How disputes are handled
If there is a disagreement about who should receive earnest money, it usually stays in escrow until you and the seller reach an agreement or follow the dispute steps in your contract. Strict compliance with notice rules and deadlines matters. Local closing attorneys in Buncombe County are often involved in resolving escrow questions, and contracts may call for mediation, arbitration, or court action if needed.
Your Asheville partner
Buying in the mountains is personal. You want the right home, the right timelines, and the right protections. A local guide can help you balance due diligence and earnest money so your offer stands out without adding unnecessary risk.
If you are planning a move to Asheville or a nearby mountain town, let’s talk strategy and next steps for your search. Reach out to Joellen Maurer for clear, local guidance.
FAQs
What is the difference between due diligence and earnest money in NC?

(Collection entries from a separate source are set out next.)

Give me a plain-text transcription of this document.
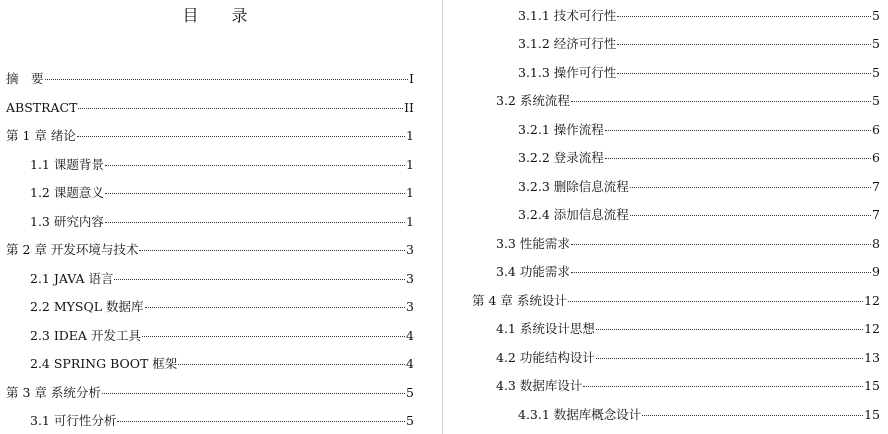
目 录
摘　要	I
ABSTRACT	II
第 1 章 绪论	1
1.1 课题背景	1
1.2 课题意义	1
1.3 研究内容	1
第 2 章 开发环境与技术	3
2.1 JAVA 语言	3
2.2 MYSQL 数据库	3
2.3 IDEA 开发工具	4
2.4 SPRING BOOT 框架	4
第 3 章 系统分析	5
3.1 可行性分析	5
3.1.1 技术可行性	5
3.1.2 经济可行性	5
3.1.3 操作可行性	5
3.2 系统流程	5
3.2.1 操作流程	6
3.2.2 登录流程	6
3.2.3 删除信息流程	7
3.2.4 添加信息流程	7
3.3 性能需求	8
3.4 功能需求	9
第 4 章 系统设计	12
4.1 系统设计思想	12
4.2 功能结构设计	13
4.3 数据库设计	15
4.3.1 数据库概念设计	15
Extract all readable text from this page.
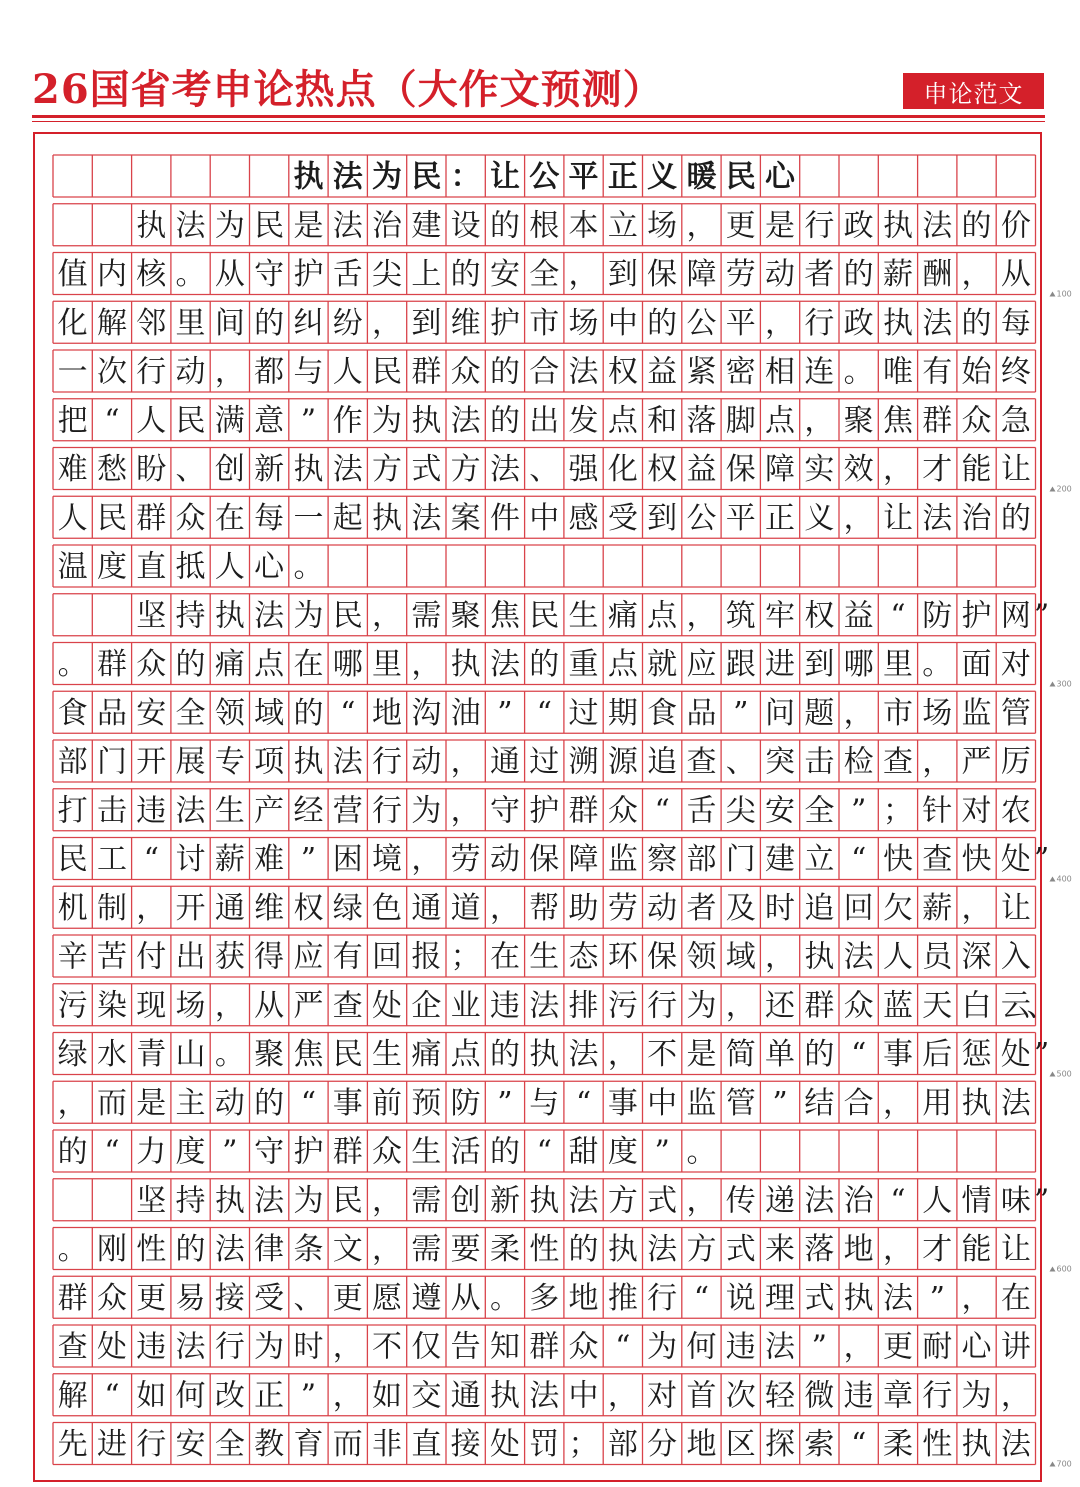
26国省考申论热点（大作文预测）	申论范文
执 法 为 民 ： 让 公 平 正 义 暖 民 心
执 法 为 民 是 法 治 建 设 的 根 本 立 场 ， 更 是 行 政 执 法 的 价
值 内 核 。 从 守 护 舌 尖 上 的 安 全 ， 到 保 障 劳 动 者 的 薪 酬 ， 从
化 解 邻 里 间 的 纠 纷 ， 到 维 护 市 场 中 的 公 平 ， 行 政 执 法 的 每
一 次 行 动 ， 都 与 人 民 群 众 的 合 法 权 益 紧 密 相 连 。 唯 有 始 终
把 “ 人 民 满 意 ” 作 为 执 法 的 出 发 点 和 落 脚 点 ， 聚 焦 群 众 急
难 愁 盼 、 创 新 执 法 方 式 方 法 、 强 化 权 益 保 障 实 效 ， 才 能 让
人 民 群 众 在 每 一 起 执 法 案 件 中 感 受 到 公 平 正 义 ， 让 法 治 的
温 度 直 抵 人 心 。
坚 持 执 法 为 民 ， 需 聚 焦 民 生 痛 点 ， 筑 牢 权 益 “ 防 护 网 ”
。 群 众 的 痛 点 在 哪 里 ， 执 法 的 重 点 就 应 跟 进 到 哪 里 。 面 对
食 品 安 全 领 域 的 “ 地 沟 油 ” “ 过 期 食 品 ” 问 题 ， 市 场 监 管
部 门 开 展 专 项 执 法 行 动 ， 通 过 溯 源 追 查 、 突 击 检 查 ， 严 厉
打 击 违 法 生 产 经 营 行 为 ， 守 护 群 众 “ 舌 尖 安 全 ” ； 针 对 农
民 工 “ 讨 薪 难 ” 困 境 ， 劳 动 保 障 监 察 部 门 建 立 “ 快 查 快 处 ”
机 制 ， 开 通 维 权 绿 色 通 道 ， 帮 助 劳 动 者 及 时 追 回 欠 薪 ， 让
辛 苦 付 出 获 得 应 有 回 报 ； 在 生 态 环 保 领 域 ， 执 法 人 员 深 入
污 染 现 场 ， 从 严 查 处 企 业 违 法 排 污 行 为 ， 还 群 众 蓝 天 白 云
、
绿 水 青 山 。 聚 焦 民 生 痛 点 的 执 法 ， 不 是 简 单 的 “ 事 后 惩 处 ”
， 而 是 主 动 的 “ 事 前 预 防 ” 与 “ 事 中 监 管 ” 结 合 ， 用 执 法
的 “ 力 度 ” 守 护 群 众 生 活 的 “ 甜 度 ” 。
坚 持 执 法 为 民 ， 需 创 新 执 法 方 式 ， 传 递 法 治 “ 人 情 味 ”
。 刚 性 的 法 律 条 文 ， 需 要 柔 性 的 执 法 方 式 来 落 地 ， 才 能 让
群 众 更 易 接 受 、 更 愿 遵 从 。 多 地 推 行 “ 说 理 式 执 法 ” ， 在
查 处 违 法 行 为 时 ， 不 仅 告 知 群 众 “ 为 何 违 法 ” ， 更 耐 心 讲
解 “ 如 何 改 正 ” ， 如 交 通 执 法 中 ， 对 首 次 轻 微 违 章 行 为 ，
先 进 行 安 全 教 育 而 非 直 接 处 罚 ； 部 分 地 区 探 索 “ 柔 性 执 法
100
200
300
400
500
600
700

- The due diligence fee is paid to the seller for your right to investigate and cancel during the due diligence period, and it is usually nonrefundable. Earnest money is held in escrow and is typically refunded if you terminate properly.
If I cancel during due diligence in Asheville, do I get money back?
- You generally receive your earnest money back if you terminate correctly within the due diligence period. The due diligence fee usually stays with the seller.
Is the due diligence fee applied at closing in North Carolina?
- In most transactions, the due diligence fee is credited to you at closing and reduces the amount you bring to settlement.
How much due diligence and earnest money is typical in Buncombe County?
- Due diligence fees often range from a few hundred to several thousand dollars, and can exceed 10,000 dollars in competitive or higher‑priced deals. Earnest money is often 1 to 3 percent of the price, but amounts vary.
What due diligence period should I expect in Asheville?
- Many buyers negotiate 3 to 14 days, depending on market conditions and scheduling. Shorter periods can be attractive to sellers if you can complete inspections quickly.
Can a seller keep both my due diligence fee and earnest money?
- Only if you default outside your contract rights. If you terminate properly under the contract, the earnest money is typically refunded, but the seller keeps the due diligence fee.